Service costs: The Cascada is covered by Holden’s Lifetime Capped Price Service program. Service intervals are every 15,000 or nine months, whichever comes first. According to the Holden Service Calculator the 15/30/45/60,000km services are $229 with a jump of $60 for the 75 and 90,000km services.
HOW IT COMPARES | VALUE FOR MONEY:
The first thing we can tell you is the Cascada is finding plenty of buyers in this small niche segment, outselling the Renault Megane Convertible, Mini Cabrio and VW Golf Cabriolet, even though it has only been on the market since May this year.
The Megane Dynamique Coupe Cabrio is quite good buying at $38,990, but its CVT transmission and relatively low engine power and torque outputs take the edge off its performance.
Also cheaper is the really appealing Volkswagen Golf Cabriolet 118TSI; there are some good deals at the moment with sub-$45k pricing, driveaway.
The more expensive $52,600 Audi A3 Ambition Cabriolet, in both diesel and petrol, is a lively proposition and a sporty and classy drive.
Note: All prices are Manufacturers’ List Price and do not include dealer-delivery and on-road costs.
TMR VERDICT | OVERALL
With the Cascada, Holden has given us a glimpse of what we can expect from its post-2017 future with a largely European-sourced product portfolio headed this way.

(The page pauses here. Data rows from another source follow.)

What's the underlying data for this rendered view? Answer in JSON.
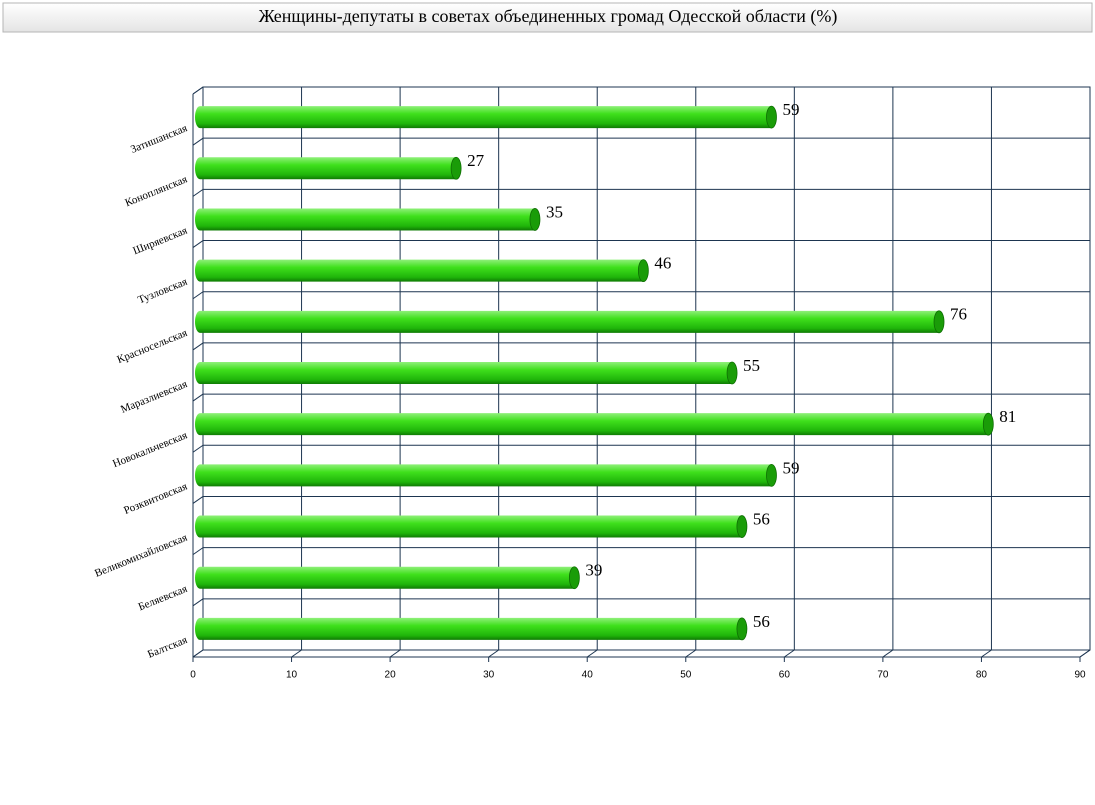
{
  "chart_data": {
    "type": "bar",
    "orientation": "horizontal",
    "title": "Женщины-депутаты в  советах объединенных громад Одесской области (%)",
    "categories": [
      "Затишанская",
      "Коноплянская",
      "Ширяевская",
      "Тузловская",
      "Красносельская",
      "Маразлиевская",
      "Новокальчевская",
      "Розквитовская",
      "Великомихайловская",
      "Беляевская",
      "Балтская"
    ],
    "values": [
      59,
      27,
      35,
      46,
      76,
      55,
      81,
      59,
      56,
      39,
      56
    ],
    "color": "#2fcf0f",
    "xlim": [
      0,
      90
    ],
    "xticks": [
      0,
      10,
      20,
      30,
      40,
      50,
      60,
      70,
      80,
      90
    ],
    "grid": true
  }
}
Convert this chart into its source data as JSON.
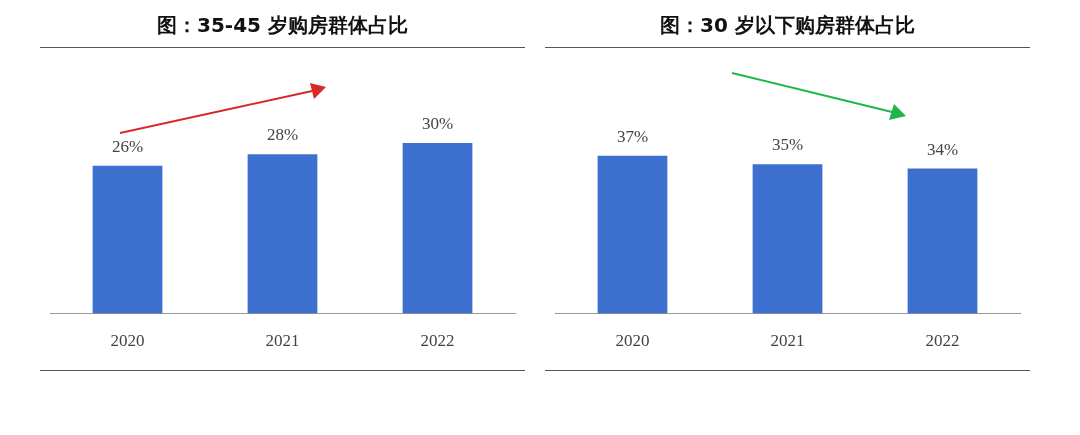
{
  "chart_data": [
    {
      "type": "bar",
      "title": "图：35-45 岁购房群体占比",
      "categories": [
        "2020",
        "2021",
        "2022"
      ],
      "values": [
        26,
        28,
        30
      ],
      "value_labels": [
        "26%",
        "28%",
        "30%"
      ],
      "color": "#3d6fce"
    },
    {
      "type": "bar",
      "title": "图：30 岁以下购房群体占比",
      "categories": [
        "2020",
        "2021",
        "2022"
      ],
      "values": [
        37,
        35,
        34
      ],
      "value_labels": [
        "37%",
        "35%",
        "34%"
      ],
      "color": "#3d6fce"
    }
  ]
}
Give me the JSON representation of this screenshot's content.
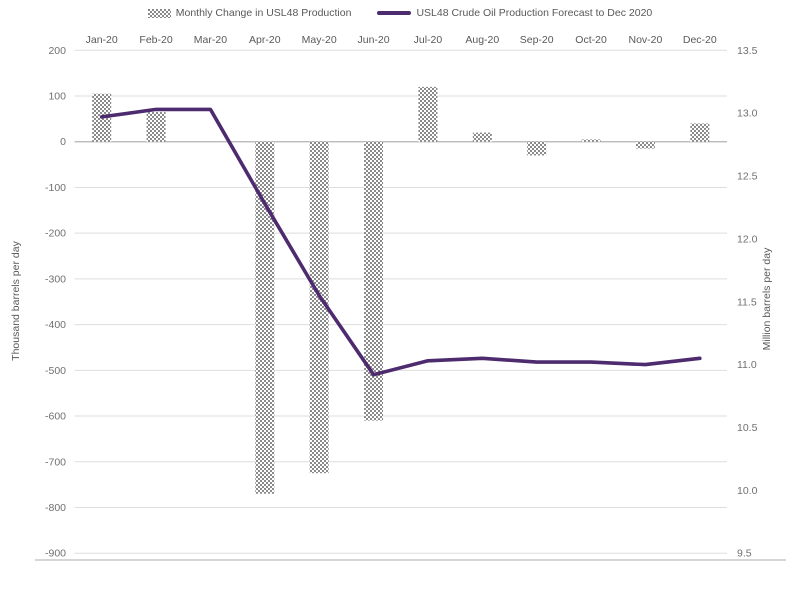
{
  "chart_data": {
    "type": "combo-bar-line",
    "title": "",
    "categories": [
      "Jan-20",
      "Feb-20",
      "Mar-20",
      "Apr-20",
      "May-20",
      "Jun-20",
      "Jul-20",
      "Aug-20",
      "Sep-20",
      "Oct-20",
      "Nov-20",
      "Dec-20"
    ],
    "series": [
      {
        "name": "Monthly Change in USL48 Production",
        "type": "bar",
        "axis": "left",
        "fill_style": "gray-dot-hatch-pattern",
        "values": [
          105,
          65,
          0,
          -770,
          -725,
          -610,
          120,
          20,
          -30,
          5,
          -15,
          40
        ]
      },
      {
        "name": "USL48 Crude Oil Production Forecast to Dec 2020",
        "type": "line",
        "axis": "right",
        "values": [
          12.97,
          13.03,
          13.03,
          12.28,
          11.55,
          10.92,
          11.03,
          11.05,
          11.02,
          11.02,
          11.0,
          11.05
        ]
      }
    ],
    "left_axis": {
      "title": "Thousand barrels per day",
      "max": 200,
      "min": -900,
      "step": 100,
      "tick_labels": [
        "200",
        "100",
        "0",
        "-100",
        "-200",
        "-300",
        "-400",
        "-500",
        "-600",
        "-700",
        "-800",
        "-900"
      ]
    },
    "right_axis": {
      "title": "Million barrels per day",
      "max": 13.5,
      "min": 9.5,
      "step": 0.5,
      "tick_labels": [
        "13.5",
        "13.0",
        "12.5",
        "12.0",
        "11.5",
        "11.0",
        "10.5",
        "10.0",
        "9.5"
      ]
    },
    "grid": true,
    "legend_position": "top-center",
    "colors": {
      "line": "#4d2b6e",
      "bar_pattern": "#8a8a8a",
      "gridline": "#dedede",
      "zero_line": "#b3b3b3",
      "baseline": "#bdbdbd",
      "tick_text": "#707070",
      "label_text": "#595959"
    }
  }
}
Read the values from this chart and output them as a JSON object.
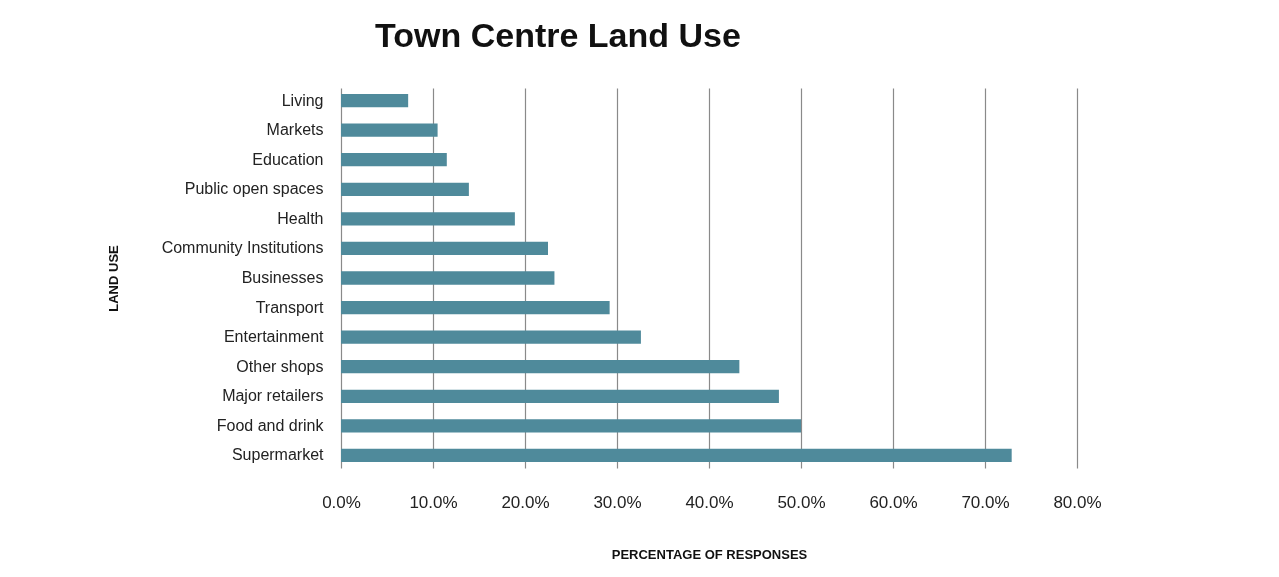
{
  "chart_data": {
    "type": "bar",
    "orientation": "horizontal",
    "title": "Town Centre Land Use",
    "xlabel": "PERCENTAGE OF RESPONSES",
    "ylabel": "LAND USE",
    "categories": [
      "Living",
      "Markets",
      "Education",
      "Public  open spaces",
      "Health",
      "Community Institutions",
      "Businesses",
      "Transport",
      "Entertainment",
      "Other shops",
      "Major retailers",
      "Food and drink",
      "Supermarket"
    ],
    "values": [
      7.3,
      10.5,
      11.5,
      13.9,
      18.9,
      22.5,
      23.2,
      29.2,
      32.6,
      43.3,
      47.6,
      50.0,
      72.9
    ],
    "color": "#4f8a9b",
    "xlim": [
      0,
      80
    ],
    "xticks": [
      {
        "value": 0,
        "label": "0.0%"
      },
      {
        "value": 10,
        "label": "10.0%"
      },
      {
        "value": 20,
        "label": "20.0%"
      },
      {
        "value": 30,
        "label": "30.0%"
      },
      {
        "value": 40,
        "label": "40.0%"
      },
      {
        "value": 50,
        "label": "50.0%"
      },
      {
        "value": 60,
        "label": "60.0%"
      },
      {
        "value": 70,
        "label": "70.0%"
      },
      {
        "value": 80,
        "label": "80.0%"
      }
    ],
    "grid": "x"
  }
}
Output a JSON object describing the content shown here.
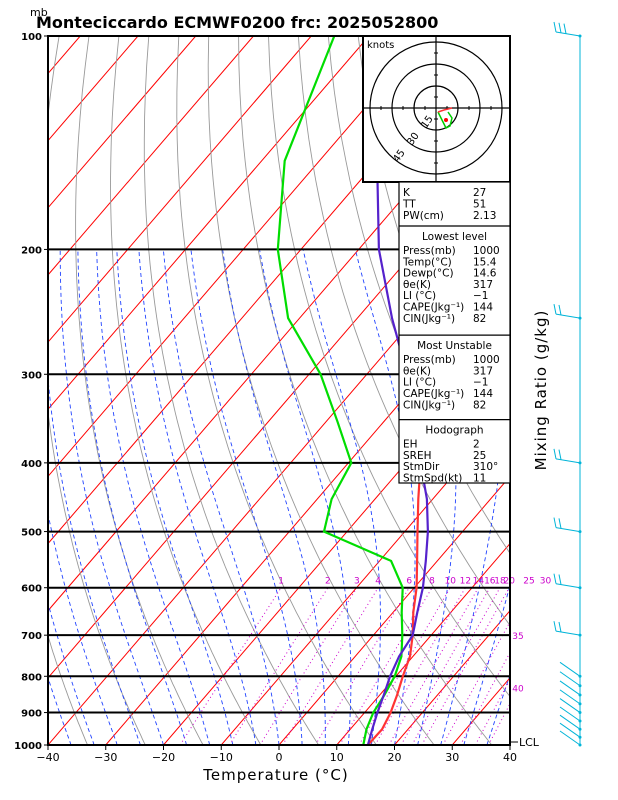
{
  "title": "Monteciccardo ECMWF0200 frc: 2025052800",
  "pressure_unit": "mb",
  "x_axis_label": "Temperature (°C)",
  "right_axis_label": "Mixing Ratio (g/kg)",
  "lcl_label": "LCL",
  "hodograph": {
    "unit_label": "knots",
    "ring_labels": [
      "15",
      "30",
      "45"
    ]
  },
  "indices": [
    {
      "label": "K",
      "value": "27"
    },
    {
      "label": "TT",
      "value": "51"
    },
    {
      "label": "PW(cm)",
      "value": "2.13"
    }
  ],
  "lowest_level": {
    "header": "Lowest level",
    "rows": [
      {
        "label": "Press(mb)",
        "value": "1000"
      },
      {
        "label": "Temp(°C)",
        "value": "15.4"
      },
      {
        "label": "Dewp(°C)",
        "value": "14.6"
      },
      {
        "label": "θe(K)",
        "value": "317"
      },
      {
        "label": "LI (°C)",
        "value": "−1"
      },
      {
        "label": "CAPE(Jkg⁻¹)",
        "value": "144"
      },
      {
        "label": "CIN(Jkg⁻¹)",
        "value": "82"
      }
    ]
  },
  "most_unstable": {
    "header": "Most Unstable",
    "rows": [
      {
        "label": "Press(mb)",
        "value": "1000"
      },
      {
        "label": "θe(K)",
        "value": "317"
      },
      {
        "label": "LI (°C)",
        "value": "−1"
      },
      {
        "label": "CAPE(Jkg⁻¹)",
        "value": "144"
      },
      {
        "label": "CIN(Jkg⁻¹)",
        "value": "82"
      }
    ]
  },
  "hodograph_box": {
    "header": "Hodograph",
    "rows": [
      {
        "label": "EH",
        "value": "2"
      },
      {
        "label": "SREH",
        "value": "25"
      },
      {
        "label": "StmDir",
        "value": "310°"
      },
      {
        "label": "StmSpd(kt)",
        "value": "11"
      }
    ]
  },
  "mixing_ratio_labels": [
    "1",
    "2",
    "3",
    "4",
    "6",
    "8",
    "10",
    "12",
    "14",
    "16",
    "18",
    "20",
    "25",
    "30",
    "35",
    "40"
  ],
  "colors": {
    "temperature": "#ff3333",
    "dewpoint": "#00dd00",
    "parcel": "#5522cc",
    "isotherm": "#ff0000",
    "dry_adiabat": "#999999",
    "moist_adiabat": "#2244ff",
    "mixing_ratio": "#cc00cc",
    "wind_barb": "#00b4d8"
  },
  "chart_data": {
    "type": "skew-t",
    "x_axis": {
      "label": "Temperature (°C)",
      "ticks": [
        -40,
        -30,
        -20,
        -10,
        0,
        10,
        20,
        30,
        40
      ],
      "range": [
        -40,
        40
      ]
    },
    "y_axis": {
      "label": "mb",
      "ticks": [
        100,
        200,
        300,
        400,
        500,
        600,
        700,
        800,
        900,
        1000
      ],
      "scale": "log",
      "range": [
        1000,
        100
      ]
    },
    "series": [
      {
        "key": "temperature",
        "points": [
          [
            1000,
            15.4
          ],
          [
            950,
            15.5
          ],
          [
            900,
            14.5
          ],
          [
            850,
            13.0
          ],
          [
            800,
            11.2
          ],
          [
            750,
            9.5
          ],
          [
            700,
            6.8
          ],
          [
            650,
            3.5
          ],
          [
            600,
            0.4
          ],
          [
            550,
            -3.5
          ],
          [
            500,
            -7.8
          ],
          [
            450,
            -12.5
          ],
          [
            400,
            -17.5
          ],
          [
            350,
            -24.5
          ],
          [
            300,
            -32.5
          ],
          [
            250,
            -42.5
          ],
          [
            200,
            -51.0
          ],
          [
            150,
            -58.0
          ],
          [
            100,
            -64.0
          ]
        ]
      },
      {
        "key": "dewpoint",
        "points": [
          [
            1000,
            14.6
          ],
          [
            950,
            12.8
          ],
          [
            900,
            11.5
          ],
          [
            850,
            10.8
          ],
          [
            800,
            9.8
          ],
          [
            750,
            8.0
          ],
          [
            700,
            5.0
          ],
          [
            650,
            1.5
          ],
          [
            600,
            -2.0
          ],
          [
            550,
            -8.0
          ],
          [
            500,
            -24.0
          ],
          [
            450,
            -27.5
          ],
          [
            400,
            -29.5
          ],
          [
            350,
            -38.0
          ],
          [
            300,
            -48.0
          ],
          [
            250,
            -62.0
          ],
          [
            200,
            -74.0
          ],
          [
            150,
            -86.0
          ],
          [
            100,
            -96.0
          ]
        ]
      },
      {
        "key": "parcel",
        "points": [
          [
            1000,
            15.4
          ],
          [
            950,
            13.8
          ],
          [
            900,
            12.2
          ],
          [
            850,
            10.7
          ],
          [
            800,
            9.0
          ],
          [
            750,
            7.6
          ],
          [
            700,
            6.8
          ],
          [
            650,
            4.2
          ],
          [
            600,
            1.5
          ],
          [
            550,
            -2.0
          ],
          [
            500,
            -6.0
          ],
          [
            450,
            -11.0
          ],
          [
            400,
            -17.5
          ],
          [
            350,
            -24.0
          ],
          [
            300,
            -33.0
          ],
          [
            250,
            -44.0
          ],
          [
            200,
            -56.5
          ],
          [
            150,
            -70.0
          ],
          [
            120,
            -80.0
          ],
          [
            110,
            -85.0
          ]
        ]
      }
    ]
  }
}
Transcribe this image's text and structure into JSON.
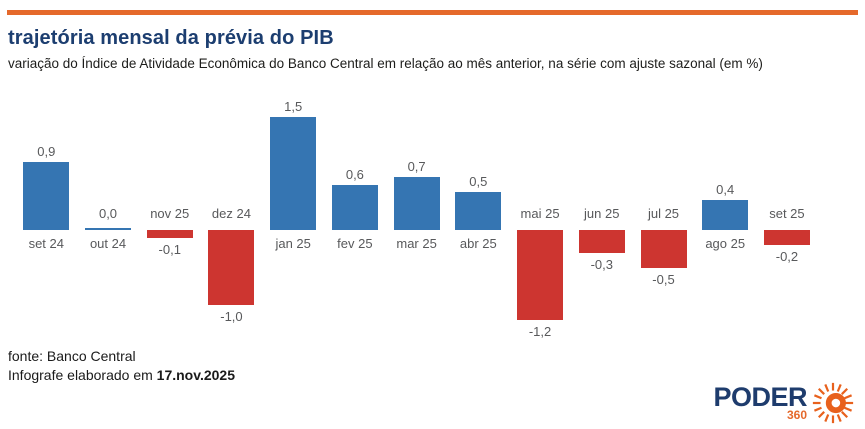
{
  "header": {
    "title": "trajetória mensal da prévia do PIB",
    "subtitle": "variação do Índice de Atividade Econômica do Banco Central em relação ao mês anterior, na série com ajuste sazonal (em %)"
  },
  "accent_bar_color": "#e5692b",
  "chart_data": {
    "type": "bar",
    "title": "trajetória mensal da prévia do PIB",
    "unit": "%",
    "categories": [
      "set 24",
      "out 24",
      "nov 25",
      "dez 24",
      "jan 25",
      "fev 25",
      "mar 25",
      "abr 25",
      "mai 25",
      "jun 25",
      "jul 25",
      "ago 25",
      "set 25"
    ],
    "values": [
      0.9,
      0.0,
      -0.1,
      -1.0,
      1.5,
      0.6,
      0.7,
      0.5,
      -1.2,
      -0.3,
      -0.5,
      0.4,
      -0.2
    ],
    "value_labels": [
      "0,9",
      "0,0",
      "-0,1",
      "-1,0",
      "1,5",
      "0,6",
      "0,7",
      "0,5",
      "-1,2",
      "-0,3",
      "-0,5",
      "0,4",
      "-0,2"
    ],
    "positive_color": "#3575b2",
    "negative_color": "#cd3530",
    "label_color": "#58595b",
    "grid": false,
    "legend": false,
    "ylim": [
      -1.5,
      1.8
    ]
  },
  "footer": {
    "source": "fonte: Banco Central",
    "elaboration_prefix": "Infografe elaborado em ",
    "elaboration_date": "17.nov.2025"
  },
  "logo": {
    "brand": "PODER",
    "suffix": "360",
    "brand_color": "#1e3c6d",
    "accent_color": "#e5692b"
  }
}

For budget-conscious convertible buyers, we can recommend the Cascada, especially in its Launch Edition form. Holden, (or should we say Opel), has produced a fashionable cruiser that looks good with the top up or down, and which is quite an enjoyable drive.
It's luxurious, loaded with features, and, at a sub-$45k price, won’t break the bank.
If you want svelte coupé styling with the drop-top option at a flick of a switch, the Cascada is certainly worth your consideration. It is more resolved and quite a bit better than we expected.